L’acquisition d’un trésor national
C’est dans ce cadre, qu’en 2019, le musée d’Orsay a acquis une œuvre majeure, Le Pardon d’Émile Bernard, une toile aussi connue sous le nom Les Bretonnes dans la prairie. La peinture a rejoint les collections du musée qui possède déjà 18 œuvres de cet artiste grâce à un mécénat exclusif de l’entreprise d’assurance AXA. En 2018, un appel aux dons avait été lancé par Françoise Nyssen, alors ministre de la Culture, pour un montant de quatre millions d’euros. Cette acquisition a été réalisée grâce au dispositif de mécénat réservé aux entreprises qui effectuent des versements afin d’acheter un trésor national pour le compte de l’État. Ces entreprises peuvent bénéficier d’une réduction d’impôt égale à 90 % des sommes investies conformément à l’article 238 bis-O A du CGI (CGI, art 238 bis-O A). Le dispositif a été appliqué pour la première fois, en février 2003, quand l’entreprise PGA Holding a permis l’acquisition par l’État, d’un trésor national constitué par l’ensemble de neuf grands panneaux décoratifs de Jean-Baptiste Oudry, désormais exposé au Louvre. Précisons que la disposition qui permettait à une entreprise souhaitant acquérir un trésor national et en rester propriétaire, de bénéficier d’une déduction d’impôt limitée à 40 % des dépenses engagées (CGI, art 238 bis-O AB) a été supprimée. Ce dispositif n’était pas utilisé par les entreprises. Le législateur a, dans un objectif de simplification choisi de supprimer un dispositif jugé inefficient et sous-utilisé.

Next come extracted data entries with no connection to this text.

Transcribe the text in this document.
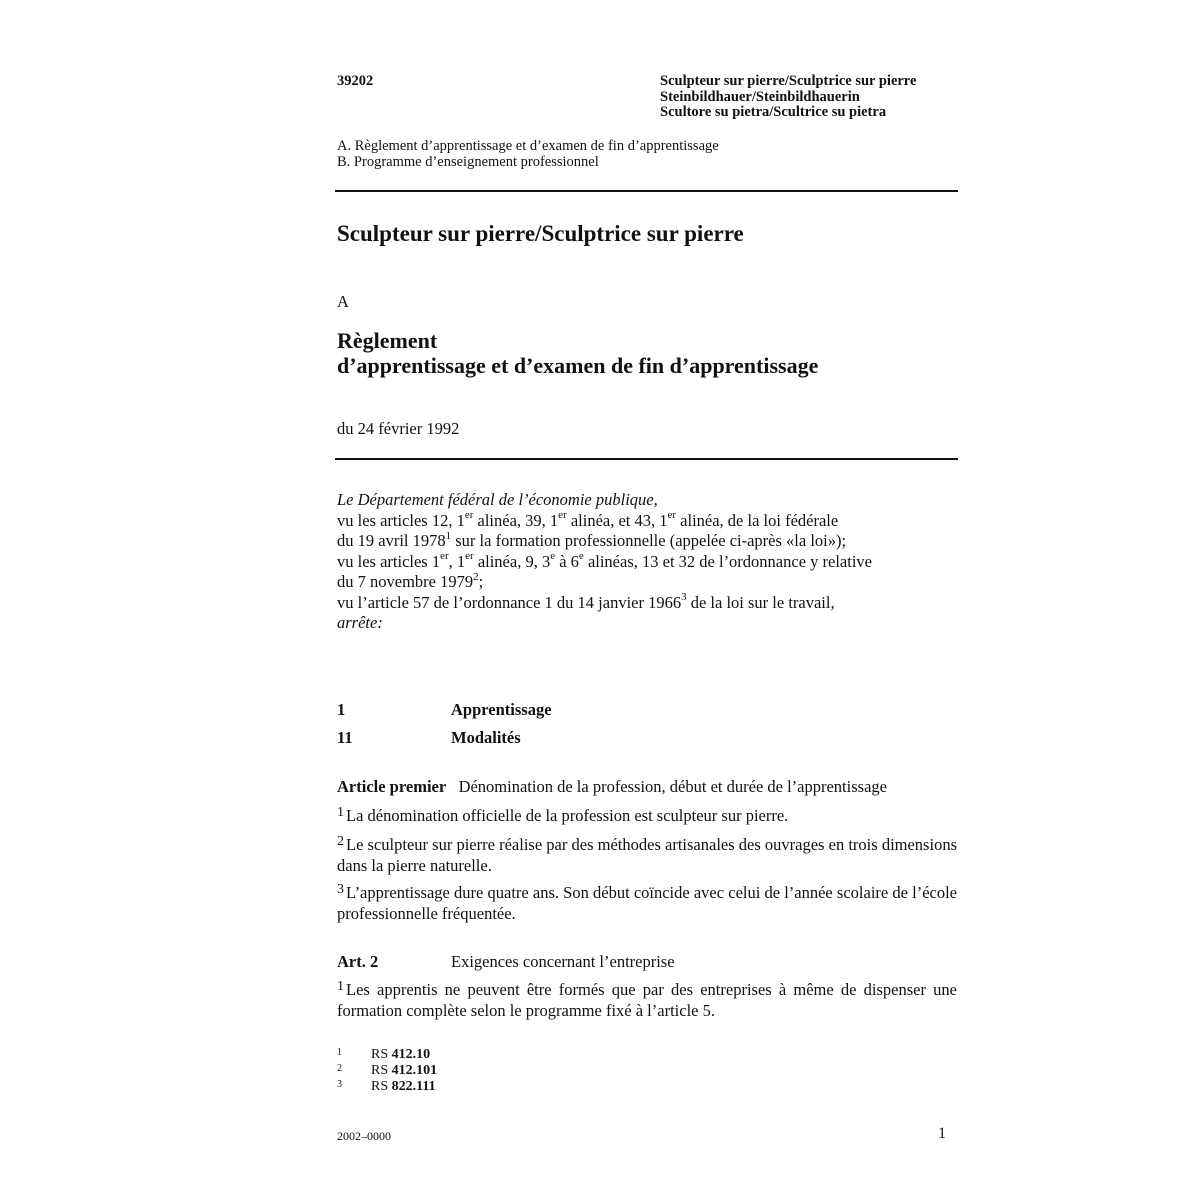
39202	Sculpteur sur pierre/Sculptrice sur pierre
Steinbildhauer/Steinbildhauerin
Scultore su pietra/Scultrice su pietra
A. Règlement d’apprentissage et d’examen de fin d’apprentissage
B. Programme d’enseignement professionnel
Sculpteur sur pierre/Sculptrice sur pierre
A
Règlement
d’apprentissage et d’examen de fin d’apprentissage
du 24 février 1992
Le Département fédéral de l’économie publique,
vu les articles 12, 1er alinéa, 39, 1er alinéa, et 43, 1er alinéa, de la loi fédérale
du 19 avril 1978$^1$ sur la formation professionnelle (appelée ci-après «la loi»);
vu les articles 1er, 1er alinéa, 9, 3e à 6e alinéas, 13 et 32 de l’ordonnance y relative
du 7 novembre 1979$^2$;
vu l’article 57 de l’ordonnance 1 du 14 janvier 1966$^3$ de la loi sur le travail,
arrête:
1	Apprentissage
11	Modalités
Article premier Dénomination de la profession, début et durée de l’apprentissage
1 La dénomination officielle de la profession est sculpteur sur pierre.
2 Le sculpteur sur pierre réalise par des méthodes artisanales des ouvrages en trois dimensions dans la pierre naturelle.
3 L’apprentissage dure quatre ans. Son début coïncide avec celui de l’année scolaire de l’école professionnelle fréquentée.
Art. 2	Exigences concernant l’entreprise
1 Les apprentis ne peuvent être formés que par des entreprises à même de dispenser une formation complète selon le programme fixé à l’article 5.
1 RS 412.10
2 RS 412.101
3 RS 822.111
2002–0000	1
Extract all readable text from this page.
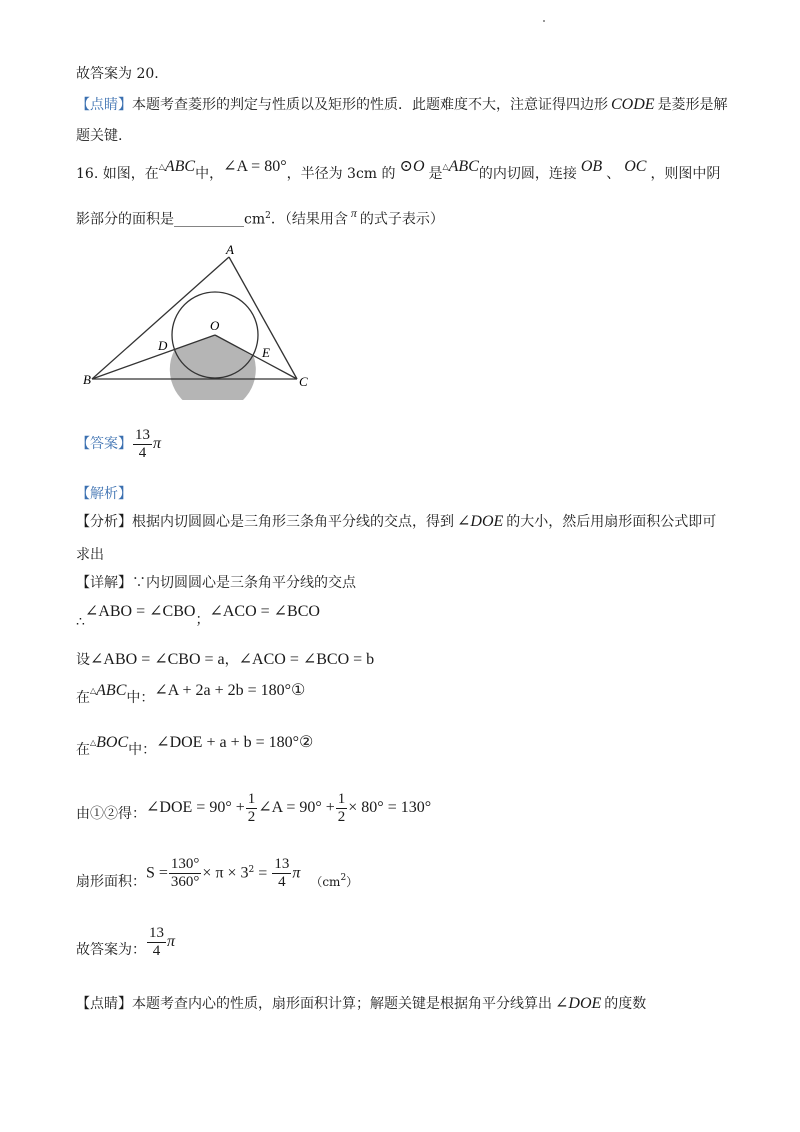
故答案为 20.
【点睛】本题考查菱形的判定与性质以及矩形的性质．此题难度不大，注意证得四边形 CODE 是菱形是解
题关键.
16. 如图，在△ABC中，∠A = 80°，半径为 3cm 的 ⊙O 是△ABC的内切圆，连接 OB 、 OC ，则图中阴
影部分的面积是$\_\_\_\_\_\_\_\_\_\_cm^2$．（结果用含 π 的式子表示）
A
B	C
O
D	E
【答案】 $\frac{13}{4}$ π
【解析】
【分析】根据内切圆圆心是三角形三条角平分线的交点，得到 ∠DOE 的大小，然后用扇形面积公式即可
求出
【详解】∵内切圆圆心是三条角平分线的交点
∴∠ABO = ∠CBO；∠ACO = ∠BCO
设∠ABO = ∠CBO = a，∠ACO = ∠BCO = b
在△ABC中：∠A + 2a + 2b = 180°①
在△BOC中：∠DOE + a + b = 180°②
由①②得：∠DOE = $90^\circ + \frac{1}{2}$ ∠A = $90^\circ + \frac{1}{2} \times 80^\circ = 130^\circ$
扇形面积：$S = \frac{130^\circ}{360^\circ} \times \pi \times 3^2 = \frac{13}{4}$ π $(cm^2)$
故答案为： $\frac{13}{4}$ π
【点睛】本题考查内心的性质，扇形面积计算；解题关键是根据角平分线算出 ∠DOE 的度数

Les succès de la dation en paiement
En 2019, grâce au dispositif de la dation en paiement, le musée d’Orsay a fait l’acquisition dans ce cadre d’une toile de Gustave Caillebotte intitulée : Paysage à Argenteuil (1889). C’est un mécanisme fiscal original imaginé par André Malraux en 1968 qui a permis à des œuvres majeures d’intégrer les collections des musée parisiens : la dation en paiement. Le portrait de Diderot par Fragonard présenté au Louvre, Le déjeuner sur l’herbe de Manet au Musée d’Orsay, le Nu jaune de Bonnard au Musée d’art moderne de la Ville de Paris, autant d’œuvres majeures qui ont bénéficié de ce dispositif qui permet aux particuliers de donner des œuvres d’art, livres, objets de collection, documents de haute valeur artistique ou historique afin de payer des droits de succession, des droits portants sur un legs, une donation, un droit de partage ou pour payer l’IFI. Cette procédure soumise à agrément est engagée par le contribuable, qui dépose à la recette des impôts compétente une demande indiquant la nature et la valeur de chacun des biens qu’il propose en paiement à l’État. Cette offre de dation est instruite par la Direction générale des finances publiques (DGFiP) et transmise pour avis à la Commission interministérielle d’agrément pour la conservation du patrimoine artistique national, qui émet un avis sur l’intérêt artistique et historique du bien offert et sur sa valeur, après avoir entendu les conservateurs et experts compétents. La valeur du bien correspond à sa valeur de marché mais également à l’intérêt qu’il présente pour les collections nationales (rareté, intérêt historique, etc.). La décision d’agrément prise par le ministre fixe la valeur libératoire des biens offerts en paiement des droits de mutation. L’acceptation du contribuable clôt la procédure et le bien devient propriété de l’État. À défaut d’acceptation dans le délai prévu par la décision d’agrément, celle-ci est considérée comme caduque.